> Also for any NCP knowledge users out there... I see some malformed
> packets sometimes on my sniffes in the info field ... What is a
> malformed NCP packet
A "Malformed Frame", in Ethereal, means a frame that Ethereal tried to
dissect, but in which it ran out of data.
I.e., the frame was shorter than Ethereal thought it should have been;
this could be due to the frame really being too short, or due to the
frame being part of a fragmented IP datagram and fragment reassembly not
being enabled, or due to the frame being part of a higher-level packet
in a TCP data stream.
It might be useful to add a third type of exception in Ethereal, in
addition to the one that generates "Short Frame" (caused by a capture
being done with a snapshot length shorter than the length of some
frames) and the one that generates "Malformed Frame", which is generated
if the packet to be dissected is larger than one frame and the dissector
runs past the end of the frame.
> and Why would i see it on the wire.. Shouldnt the
> server / client just ask for another packet instead of pushing the bad
> packet on the wire.

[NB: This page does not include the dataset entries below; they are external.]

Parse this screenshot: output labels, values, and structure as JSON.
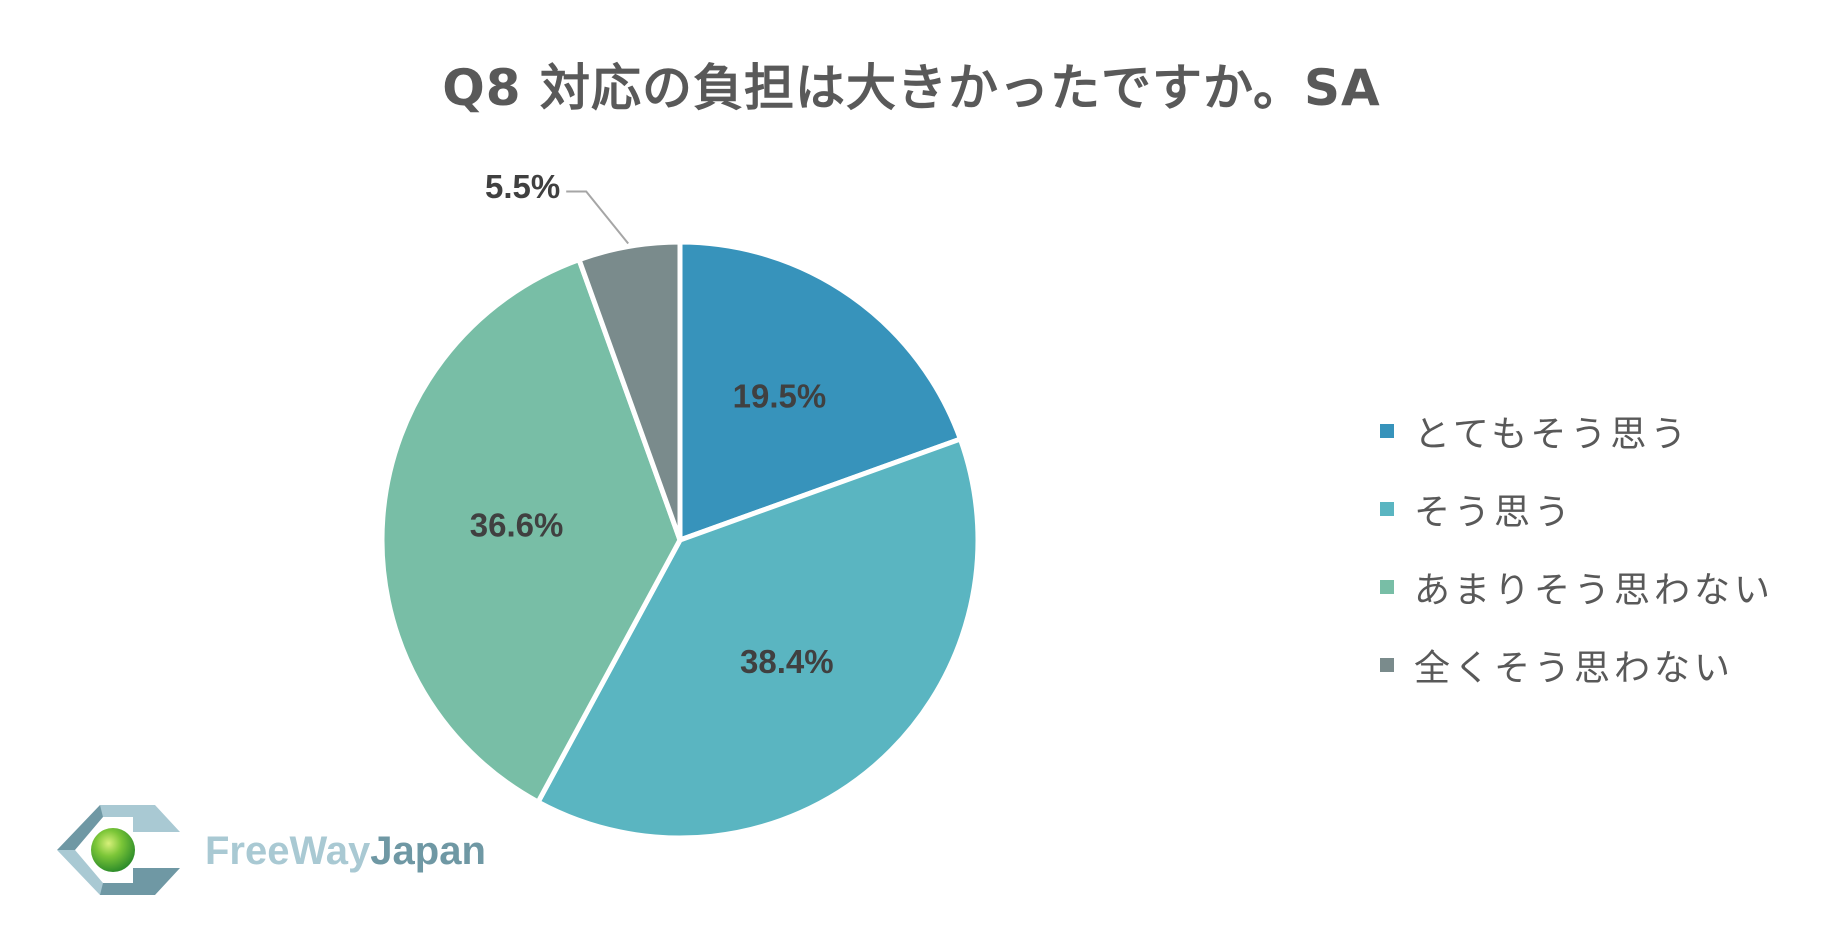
{
  "colors": {
    "background": "#ffffff",
    "title": "#595959",
    "label": "#404040",
    "legend_text": "#595959"
  },
  "chart_data": {
    "type": "pie",
    "title": "Q8 対応の負担は大きかったですか。SA",
    "start_angle_deg": 0,
    "direction": "clockwise",
    "slices": [
      {
        "label": "とてもそう思う",
        "value": 19.5,
        "display": "19.5%",
        "color": "#3793bb"
      },
      {
        "label": "そう思う",
        "value": 38.4,
        "display": "38.4%",
        "color": "#5ab5c1"
      },
      {
        "label": "あまりそう思わない",
        "value": 36.6,
        "display": "36.6%",
        "color": "#78bea6"
      },
      {
        "label": "全くそう思わない",
        "value": 5.5,
        "display": "5.5%",
        "color": "#7a8b8c"
      }
    ],
    "legend_position": "right"
  },
  "logo": {
    "text_part1": "FreeWay",
    "text_part2": "Japan"
  }
}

I only see this with NCP over IP
Are they TCP or UDP frames?
If they're UDP frames, try enabling IP reassembly - select the
"Preferences" item from the "Edit" menu, select the "IP" tab in the
dialog box that pops up, select "Reassemble fragmented IP datagrams",
and click "OK".
If they're TCP frames, we currently don't support reassembling
higher-level packets in TCP streams, so we don't yet support dissecting
those higher-level packets correctly.